People fascinated by the Bollywood film industry seem to know a lot about the personalities who define it but even the most ardent fans of one Bhanurekha Ganesan would admit that they don’t know much about the megastar that started off so small and went on to shine as brilliantly as Rekha did. Infamous for being one of the most public ‘private’ people in the industry, Rekha always kept her personal and professional lives apart, revealing only carefully selected information, no matter how explicit it may have seemed at the time. She has, over the years, given numerous interviews about the ‘man’ in her life and how she seemed to be happy as the ‘other woman’ in the life of the superstar.
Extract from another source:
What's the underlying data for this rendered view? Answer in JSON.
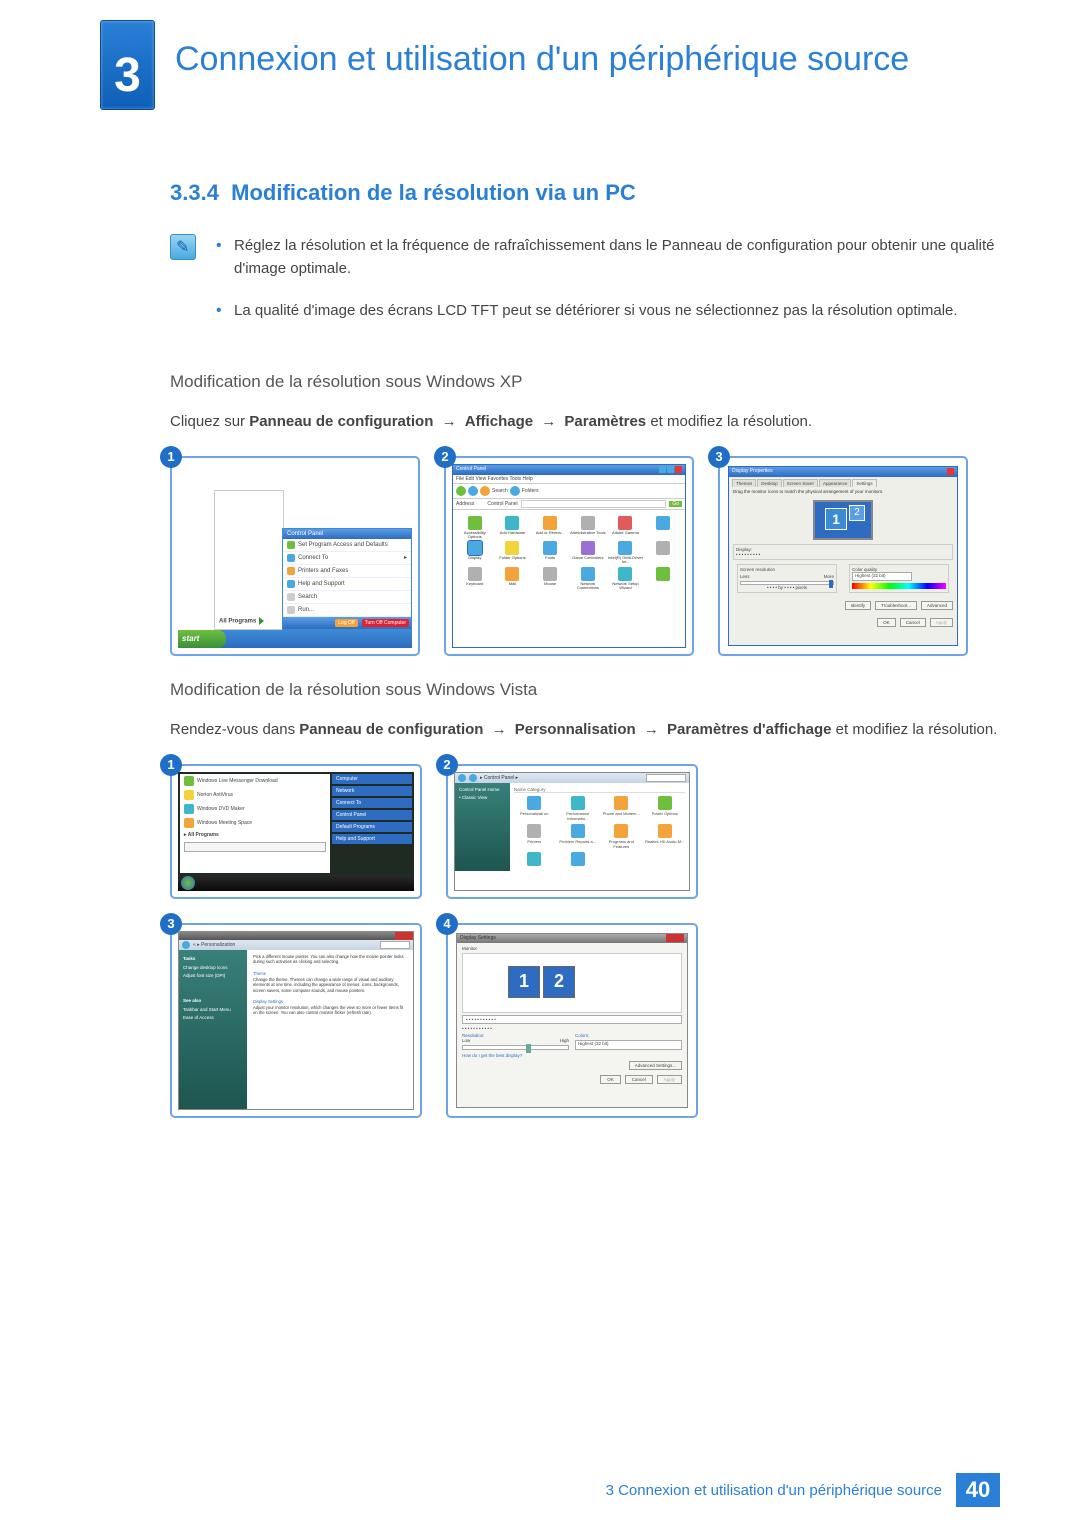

Yasser Usman’s Rekha: the Untold Story taps into another side of Rekha that not many know about.
In this biography the writer uses interviews of Rekha (from the 70s till now) to paint the picture of a diva who always knew how to stay in the news. How this girl from the Tamil film industry became India’s hottest star, what made her stay on top despite the emergence of young and more beautiful actresses, why was she infatuated with a certain AB … all these questions are tackled in this wonderfully compiled book which is a mixture of both facts and myths. It also gives the reader a chance to go inside the world of Rekha, the woman who couldn’t be tamed by glitz and glamour.
According to this book Rekha’s career was nothing short of filmi; her father Gemini Ganesan didn’t acknowledge her existence till very late in their careers. His absence meant she was plunged into films by mother Pushpavalli at a very young age and was pressurized to sign lots of films in order to support her family. The author mentions that due to the neglect she received from her paternal family, she managed to excel at the roles of a courtesan, the other woman and/or the victim like in Ghar, the film where she played a traumatized rape victim to perfection.
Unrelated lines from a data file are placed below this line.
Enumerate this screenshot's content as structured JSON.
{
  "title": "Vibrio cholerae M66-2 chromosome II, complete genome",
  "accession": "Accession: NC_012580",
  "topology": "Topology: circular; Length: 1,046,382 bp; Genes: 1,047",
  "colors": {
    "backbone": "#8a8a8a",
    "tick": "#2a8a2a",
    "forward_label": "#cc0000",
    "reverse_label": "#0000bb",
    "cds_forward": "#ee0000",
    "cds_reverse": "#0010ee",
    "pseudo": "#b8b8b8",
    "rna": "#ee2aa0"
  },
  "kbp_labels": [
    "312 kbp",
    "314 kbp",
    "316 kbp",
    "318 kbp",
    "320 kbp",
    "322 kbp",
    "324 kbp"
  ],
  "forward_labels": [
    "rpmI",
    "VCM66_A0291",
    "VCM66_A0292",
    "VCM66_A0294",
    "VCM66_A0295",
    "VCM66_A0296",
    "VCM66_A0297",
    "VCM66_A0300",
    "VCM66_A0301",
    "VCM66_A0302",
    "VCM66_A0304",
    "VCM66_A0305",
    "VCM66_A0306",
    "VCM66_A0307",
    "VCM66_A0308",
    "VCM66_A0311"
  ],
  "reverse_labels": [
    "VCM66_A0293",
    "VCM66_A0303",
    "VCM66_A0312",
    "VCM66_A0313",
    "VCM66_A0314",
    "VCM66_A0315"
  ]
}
There is a lot of talk about Amitabh and Rekha as well and although the former has categorically and consistently denied the relationship, Rekha maintained that she was in love for a long time. Was her love one sided or did Amitabh Bachchan consider her more than a colleague; that’s the million-dollar question that gets answered, unanswered and then flatly denied during the course of this book. At the turn of the century, in a TV interview with Simi Garewal, Rekha denied the relationship altogether. Thus, the myth of Amitabh Bachchan hitting a man in real life, her getting banned from the hospital premises when he was under treatment during Coolie shooting and their coziness in many of the films they starred in together was nothing at all, claimed Rekha. Hard to believe, considering her life-long manager Farzana dresses up like Big B and has been Rekha’s companion for a long time.
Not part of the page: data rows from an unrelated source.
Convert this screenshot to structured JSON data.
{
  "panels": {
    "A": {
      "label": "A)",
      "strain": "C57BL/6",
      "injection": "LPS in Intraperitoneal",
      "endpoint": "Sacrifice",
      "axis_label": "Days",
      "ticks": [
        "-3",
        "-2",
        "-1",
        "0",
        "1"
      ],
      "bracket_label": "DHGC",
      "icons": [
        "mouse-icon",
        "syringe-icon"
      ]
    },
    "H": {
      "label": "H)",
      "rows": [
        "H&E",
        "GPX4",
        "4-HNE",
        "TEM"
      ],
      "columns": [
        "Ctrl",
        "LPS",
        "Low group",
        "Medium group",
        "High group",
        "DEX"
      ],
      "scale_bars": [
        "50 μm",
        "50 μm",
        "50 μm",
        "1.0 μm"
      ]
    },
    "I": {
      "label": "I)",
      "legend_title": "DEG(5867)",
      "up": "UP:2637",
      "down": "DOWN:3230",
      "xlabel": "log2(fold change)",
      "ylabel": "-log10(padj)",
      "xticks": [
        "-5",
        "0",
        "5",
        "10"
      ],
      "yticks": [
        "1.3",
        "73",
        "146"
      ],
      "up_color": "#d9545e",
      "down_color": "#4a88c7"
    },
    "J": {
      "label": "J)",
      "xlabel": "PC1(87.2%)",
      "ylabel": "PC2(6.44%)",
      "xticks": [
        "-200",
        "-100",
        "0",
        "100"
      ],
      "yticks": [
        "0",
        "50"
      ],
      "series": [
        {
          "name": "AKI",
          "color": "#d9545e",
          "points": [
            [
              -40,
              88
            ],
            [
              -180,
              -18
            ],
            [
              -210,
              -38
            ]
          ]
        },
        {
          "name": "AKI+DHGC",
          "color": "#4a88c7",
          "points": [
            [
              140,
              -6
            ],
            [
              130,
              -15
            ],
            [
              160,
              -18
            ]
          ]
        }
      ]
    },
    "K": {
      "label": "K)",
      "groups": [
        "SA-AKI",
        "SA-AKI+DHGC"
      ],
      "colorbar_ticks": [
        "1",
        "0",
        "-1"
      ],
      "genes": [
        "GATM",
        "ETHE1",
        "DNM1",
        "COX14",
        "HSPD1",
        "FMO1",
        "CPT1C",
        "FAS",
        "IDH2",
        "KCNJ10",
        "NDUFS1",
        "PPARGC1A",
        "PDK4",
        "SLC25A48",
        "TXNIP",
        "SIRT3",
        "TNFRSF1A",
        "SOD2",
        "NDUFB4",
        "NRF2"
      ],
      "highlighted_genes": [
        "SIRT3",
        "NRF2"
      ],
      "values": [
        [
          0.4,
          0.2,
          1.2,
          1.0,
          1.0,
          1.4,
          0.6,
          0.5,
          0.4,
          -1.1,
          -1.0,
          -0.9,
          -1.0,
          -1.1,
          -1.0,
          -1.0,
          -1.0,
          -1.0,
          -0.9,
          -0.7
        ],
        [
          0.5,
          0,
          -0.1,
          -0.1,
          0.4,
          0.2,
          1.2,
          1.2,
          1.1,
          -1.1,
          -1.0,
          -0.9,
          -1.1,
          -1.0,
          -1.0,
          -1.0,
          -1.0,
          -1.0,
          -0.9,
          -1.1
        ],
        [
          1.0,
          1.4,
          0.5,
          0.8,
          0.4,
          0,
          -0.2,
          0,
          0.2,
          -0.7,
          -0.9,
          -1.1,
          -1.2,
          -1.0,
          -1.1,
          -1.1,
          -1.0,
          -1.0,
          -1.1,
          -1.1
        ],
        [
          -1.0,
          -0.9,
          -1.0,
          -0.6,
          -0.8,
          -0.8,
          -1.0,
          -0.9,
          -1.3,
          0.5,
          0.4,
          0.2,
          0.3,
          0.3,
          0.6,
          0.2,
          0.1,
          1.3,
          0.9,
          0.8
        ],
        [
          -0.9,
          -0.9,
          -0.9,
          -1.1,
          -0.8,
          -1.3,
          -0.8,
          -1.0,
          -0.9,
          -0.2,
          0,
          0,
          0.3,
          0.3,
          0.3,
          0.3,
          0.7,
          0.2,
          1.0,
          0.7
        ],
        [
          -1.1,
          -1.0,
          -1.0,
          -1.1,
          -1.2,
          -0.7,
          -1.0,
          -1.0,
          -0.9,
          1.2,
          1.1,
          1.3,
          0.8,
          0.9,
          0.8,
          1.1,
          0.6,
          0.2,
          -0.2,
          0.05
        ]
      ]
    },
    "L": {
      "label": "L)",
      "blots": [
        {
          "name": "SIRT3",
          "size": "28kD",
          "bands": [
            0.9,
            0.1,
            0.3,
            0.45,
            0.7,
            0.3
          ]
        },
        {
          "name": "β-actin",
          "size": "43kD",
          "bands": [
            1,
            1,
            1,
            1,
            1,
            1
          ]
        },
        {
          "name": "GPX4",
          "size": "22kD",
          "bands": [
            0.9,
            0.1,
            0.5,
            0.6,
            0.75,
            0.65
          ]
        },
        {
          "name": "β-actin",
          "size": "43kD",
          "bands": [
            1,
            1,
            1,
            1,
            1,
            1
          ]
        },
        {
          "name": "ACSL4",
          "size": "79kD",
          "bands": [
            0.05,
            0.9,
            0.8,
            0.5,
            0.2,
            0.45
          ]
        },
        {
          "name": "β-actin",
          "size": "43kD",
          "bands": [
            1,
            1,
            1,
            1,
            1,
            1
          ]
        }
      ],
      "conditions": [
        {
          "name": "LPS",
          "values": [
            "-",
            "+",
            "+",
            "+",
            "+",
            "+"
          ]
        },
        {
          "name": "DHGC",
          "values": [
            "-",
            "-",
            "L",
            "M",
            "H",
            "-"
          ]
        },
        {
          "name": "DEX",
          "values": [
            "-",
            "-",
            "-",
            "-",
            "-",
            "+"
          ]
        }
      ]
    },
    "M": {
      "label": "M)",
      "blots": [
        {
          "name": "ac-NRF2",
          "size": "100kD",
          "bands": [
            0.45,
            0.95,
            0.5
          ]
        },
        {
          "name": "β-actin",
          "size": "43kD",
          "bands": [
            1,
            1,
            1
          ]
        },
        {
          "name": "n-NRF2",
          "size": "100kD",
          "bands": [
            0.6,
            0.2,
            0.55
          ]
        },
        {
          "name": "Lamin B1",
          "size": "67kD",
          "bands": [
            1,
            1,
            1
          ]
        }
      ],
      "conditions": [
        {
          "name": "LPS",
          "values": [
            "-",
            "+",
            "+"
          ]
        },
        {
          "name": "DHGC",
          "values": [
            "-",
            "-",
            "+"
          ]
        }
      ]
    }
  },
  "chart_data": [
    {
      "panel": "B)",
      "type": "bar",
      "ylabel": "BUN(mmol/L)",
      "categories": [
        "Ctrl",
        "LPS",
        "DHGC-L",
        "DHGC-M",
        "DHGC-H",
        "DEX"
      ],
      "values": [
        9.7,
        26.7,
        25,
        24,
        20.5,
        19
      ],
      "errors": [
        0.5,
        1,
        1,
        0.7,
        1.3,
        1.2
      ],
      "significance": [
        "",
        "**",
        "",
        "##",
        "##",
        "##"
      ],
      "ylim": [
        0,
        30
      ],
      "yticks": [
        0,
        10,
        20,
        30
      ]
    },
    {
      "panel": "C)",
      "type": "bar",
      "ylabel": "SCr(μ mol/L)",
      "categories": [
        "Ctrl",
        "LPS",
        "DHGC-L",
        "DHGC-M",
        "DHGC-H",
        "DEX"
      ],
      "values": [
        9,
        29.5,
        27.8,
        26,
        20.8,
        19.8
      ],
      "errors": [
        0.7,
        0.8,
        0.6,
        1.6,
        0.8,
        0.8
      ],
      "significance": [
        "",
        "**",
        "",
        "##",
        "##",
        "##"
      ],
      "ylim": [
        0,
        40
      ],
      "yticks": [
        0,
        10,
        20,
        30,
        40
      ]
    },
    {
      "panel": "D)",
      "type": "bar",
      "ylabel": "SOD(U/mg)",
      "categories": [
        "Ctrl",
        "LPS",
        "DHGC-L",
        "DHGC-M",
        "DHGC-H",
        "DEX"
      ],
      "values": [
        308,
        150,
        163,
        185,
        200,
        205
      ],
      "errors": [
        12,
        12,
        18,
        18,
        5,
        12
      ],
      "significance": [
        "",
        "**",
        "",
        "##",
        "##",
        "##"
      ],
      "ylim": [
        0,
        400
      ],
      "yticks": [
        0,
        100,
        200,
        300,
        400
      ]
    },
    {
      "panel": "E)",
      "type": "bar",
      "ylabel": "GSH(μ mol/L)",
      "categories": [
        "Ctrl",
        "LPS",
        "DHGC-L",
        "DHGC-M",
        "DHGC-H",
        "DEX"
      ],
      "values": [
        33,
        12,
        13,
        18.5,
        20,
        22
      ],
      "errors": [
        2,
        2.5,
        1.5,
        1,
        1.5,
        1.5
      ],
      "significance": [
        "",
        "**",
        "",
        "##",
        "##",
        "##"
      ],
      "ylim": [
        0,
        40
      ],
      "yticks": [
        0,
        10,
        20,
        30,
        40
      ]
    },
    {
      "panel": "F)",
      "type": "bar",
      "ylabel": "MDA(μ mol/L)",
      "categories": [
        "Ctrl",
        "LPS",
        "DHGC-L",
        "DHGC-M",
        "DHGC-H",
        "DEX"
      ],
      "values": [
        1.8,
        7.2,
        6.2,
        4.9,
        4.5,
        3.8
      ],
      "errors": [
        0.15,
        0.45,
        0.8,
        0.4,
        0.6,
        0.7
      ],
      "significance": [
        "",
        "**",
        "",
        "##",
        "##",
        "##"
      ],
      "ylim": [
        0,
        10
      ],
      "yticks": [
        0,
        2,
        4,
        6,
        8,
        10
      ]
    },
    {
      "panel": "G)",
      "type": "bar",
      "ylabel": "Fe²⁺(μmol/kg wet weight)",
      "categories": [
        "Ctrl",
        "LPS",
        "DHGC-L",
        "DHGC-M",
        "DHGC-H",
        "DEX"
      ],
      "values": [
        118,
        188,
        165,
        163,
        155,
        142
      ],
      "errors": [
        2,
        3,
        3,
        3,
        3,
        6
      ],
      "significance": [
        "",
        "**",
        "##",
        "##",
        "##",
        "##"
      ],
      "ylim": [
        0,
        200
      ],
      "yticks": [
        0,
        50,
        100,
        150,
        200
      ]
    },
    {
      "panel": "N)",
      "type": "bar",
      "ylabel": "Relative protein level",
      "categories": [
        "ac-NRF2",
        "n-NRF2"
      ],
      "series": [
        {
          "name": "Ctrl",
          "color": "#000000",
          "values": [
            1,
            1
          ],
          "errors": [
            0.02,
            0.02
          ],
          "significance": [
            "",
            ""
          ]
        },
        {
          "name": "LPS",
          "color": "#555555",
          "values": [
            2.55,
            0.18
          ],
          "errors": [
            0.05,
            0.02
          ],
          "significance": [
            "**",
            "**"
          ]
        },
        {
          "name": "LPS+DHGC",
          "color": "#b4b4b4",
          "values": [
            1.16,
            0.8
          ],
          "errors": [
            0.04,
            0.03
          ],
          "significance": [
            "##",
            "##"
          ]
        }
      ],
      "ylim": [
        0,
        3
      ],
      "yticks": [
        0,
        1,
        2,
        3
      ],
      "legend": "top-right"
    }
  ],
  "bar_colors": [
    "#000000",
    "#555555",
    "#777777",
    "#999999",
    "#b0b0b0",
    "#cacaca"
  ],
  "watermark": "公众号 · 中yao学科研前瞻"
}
The book continues to throw light on instances and anecdotes throughout its course; some known and some unknown. The writer claims that actor Raaj Kumar told Nairobi-return director Kuljeet Pal that since he is from Africa, he likes black girls (like Rekha); Navin Nischol called her a namoona and kaali kalooti ahead of their first film while Shashi Kapoor was shocked to see the ‘dark, plump and gauche actress’ at one of her premieres. Rekha didn’t stop despite being criticized and after getting transformed, was linked to the top heroes of the day and was even dubbed a “man eater” and “nymphomaniac” by the press.
On one hand you get to know about her best work in Khoobsurat, Umrao Jan, Ijazat to name a few while on the other hand, you get to know about her downfall in the 90s. The book however misses few interesting facts such as Rekha stepping in for the departed Smita Patel and dubbing for her in Waaris; her films in the late 70s were worth mentioning however they are written about as if they weren’t important. On the whole, it’s a good peep hole into the life and times of one of the most versatile actresses of our times and while the book tries to decode Rekha the actress, it gives us an insight into Rekha the person.
7 Things You Didn’t Know About Rekha
It began with a Kiss: Rekha claimed to have been tricked into a kiss with fellow actor Biswajeet in the 60s; the kiss was covered by Asian edition of Life magazine
Rekha in Love: She was a different person when in love; first with Vinod Mehra and later with Kiran Kumar. Rekha was impossible to handle when she was in a relationship
Mrs. Mukesh Agarwal: Rekha was married once to a businessman Mukesh Agarwal who committed suicide a few months after their marriage
Rekha and Jaya: Before she became Mrs. Bachchan, Jaya Bhaduri and Rekha were friends and Rekha called her Didi bhai
Photographic memory: Rekha is said to have dubbed for her films without the script in front of her since she had a photographic memory
The Makeover: Rekha was way ahead of her times as she started doing yoga in the 70s, became a vegetarian and hired Meena Kumari’s makeup man to transform her from an ugly duckling to a diva
Rekha the Sufi: Pakistani Sufi singer Abida Parveen is said to have asked for Rekha in the audience when she performed at a friend’s place in India; Abida Parveen said Rekha was the only one who understood and appreciated her music.